Qui nous fait parfois défaut
Vous voyez où je veux en venir, n’est-ce pas ? Nous, liés par un contrat de travail, devons parfois aider des personnes à développer ce dont nous manquons, à certains égards cruellement et qui nous fait accepter de travailler dans des conditions qu’on pourrait qualifier, dans nombre de cas, d’indignes.

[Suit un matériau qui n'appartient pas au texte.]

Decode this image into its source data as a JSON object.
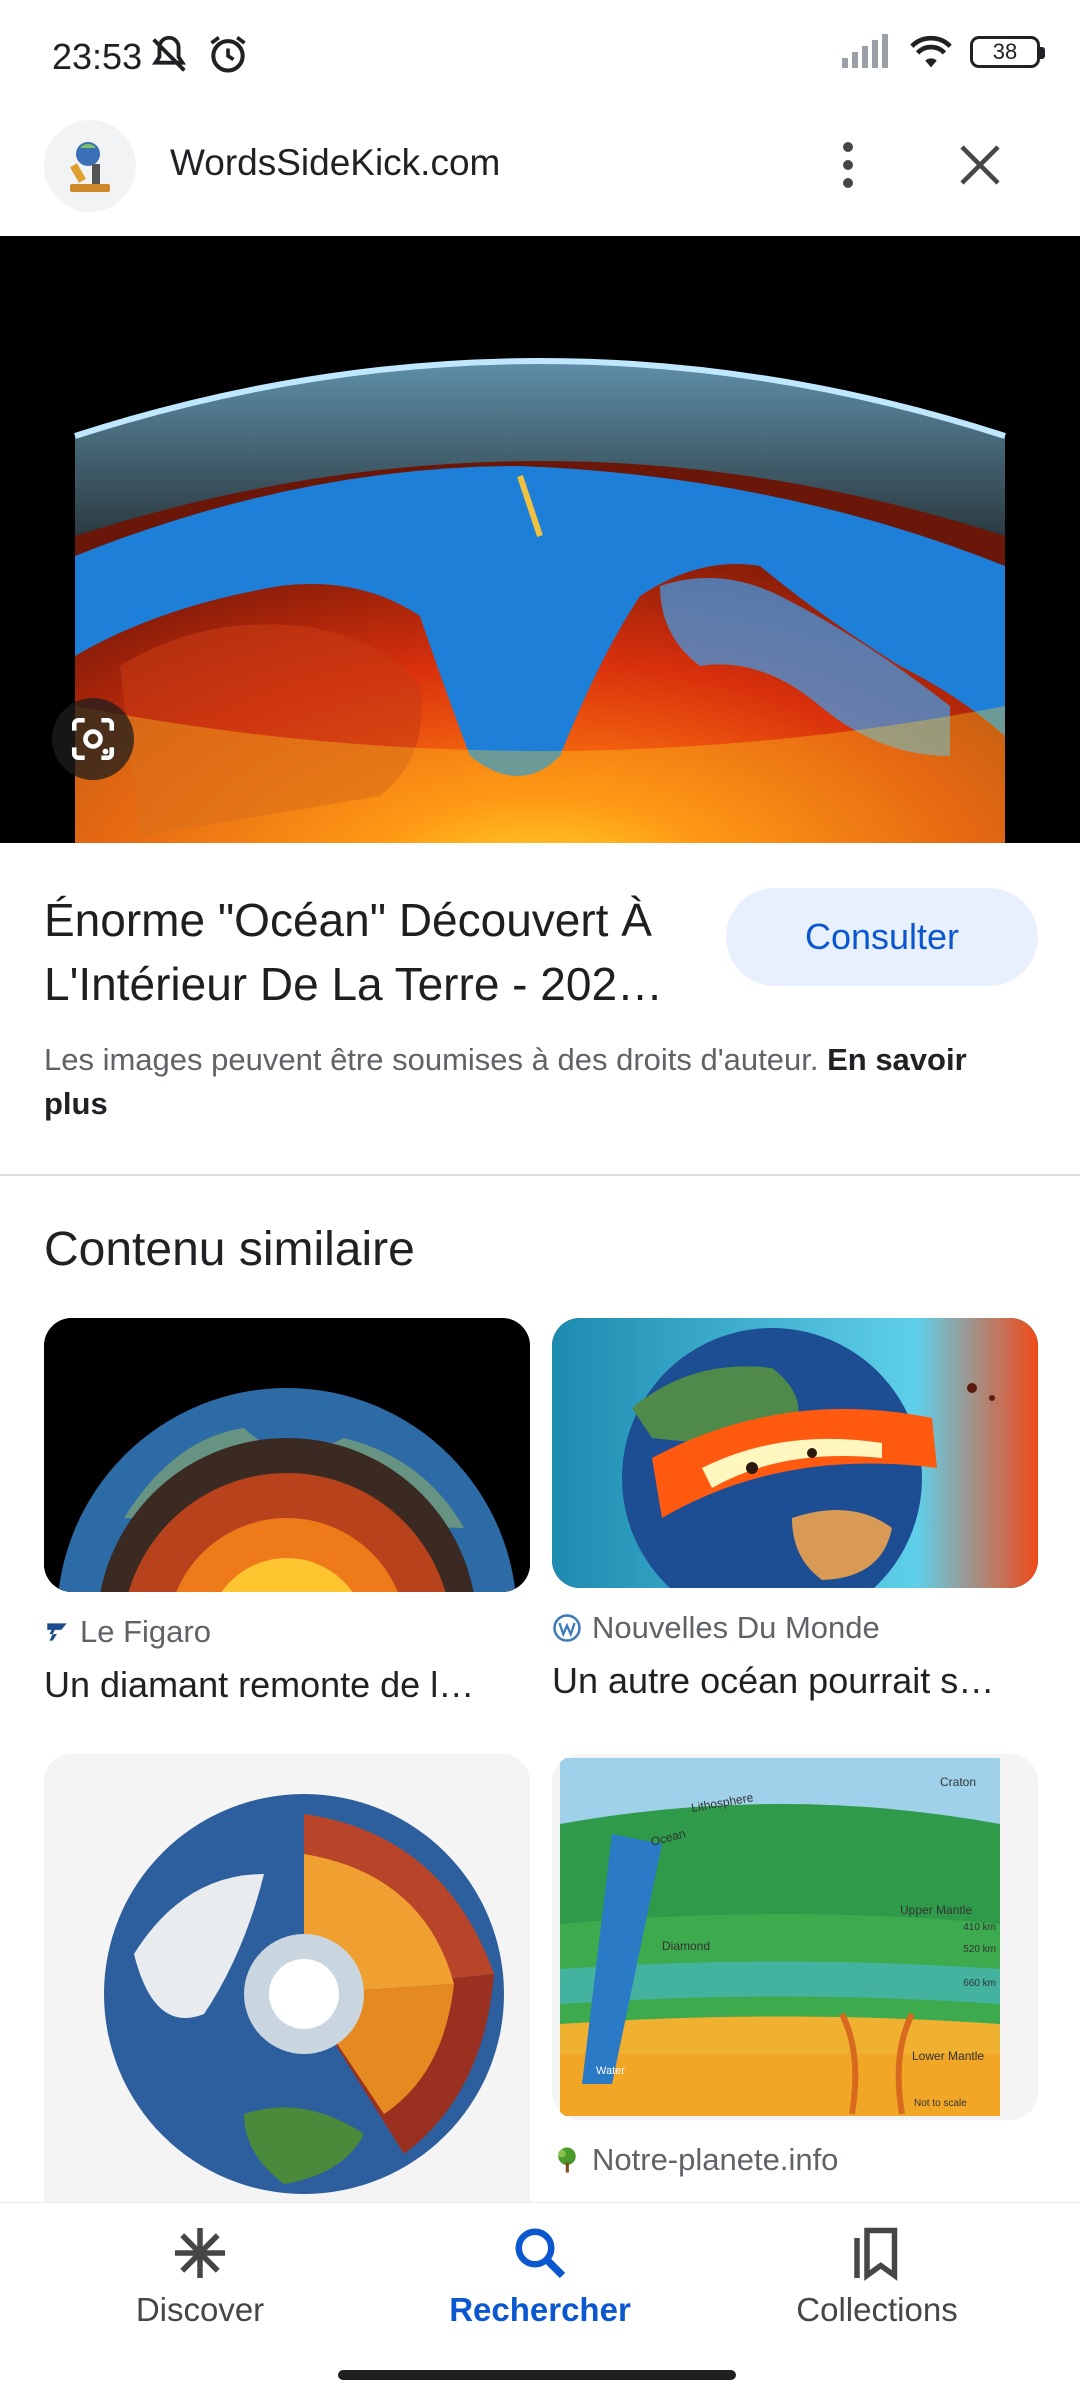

Quid des conditions matérielles parfois inacceptables
Je ne parle pas uniquement du matériel, bien que ce dernier mériterait un volume à lui tout seul : quid des bureaux à l’éclairage terne, aux sièges défoncés, aux ordinateurs d’un autre âge, au chauffage poussif ? Quid des moisissures, du givre sur les carreaux, des courants d’air, de ceux qui, de guerre lasse, achètent leur matériel de travail avec leurs propres deniers ? Quid de ces nouveaux collègues que l’on installe souvent sur un coin de table en attendant Godot ?
Mais surtout des conditions psychologiques
Je parle surtout de ce manque de reconnaissance, de cette habitude de s’entendre dire que l’on « ne fait pas assez », voire que l’on « n’est pas assez », de ce mouvement de balancier déséquilibré du « toujours plus avec toujours moins », de ces exigences parfois farfelues, de ces managements au mieux douteux. Et de nous, travailleurs qui, trop souvent, acceptons cela, au mépris de nous-mêmes.
Notre travail et nos personnes ont de la valeur
Nous sommes certes liés par un contrat de travail et, historiquement, le rapport de force penche souvent en faveur de l’employeur, du moins dans des professions qui sont parfois loin d’être en pénurie. Dès lors, un contrat de travail est malheureusement loin de l’accord bilatéral qu’il est censé être. Mais tout de même. Où sont notre dignité et notre sentiment de valeur personnelle lorsque nous acceptons de subir parfois l’indigne pour exercer notre métier de soignant ? Pour ma part, je dis stop. Je vaux mieux que cela, nous valons mieux que cela. A dire vrai, nos personnes ont de la valeur, notre travail aussi et il mérite un écrin à sa juste taille.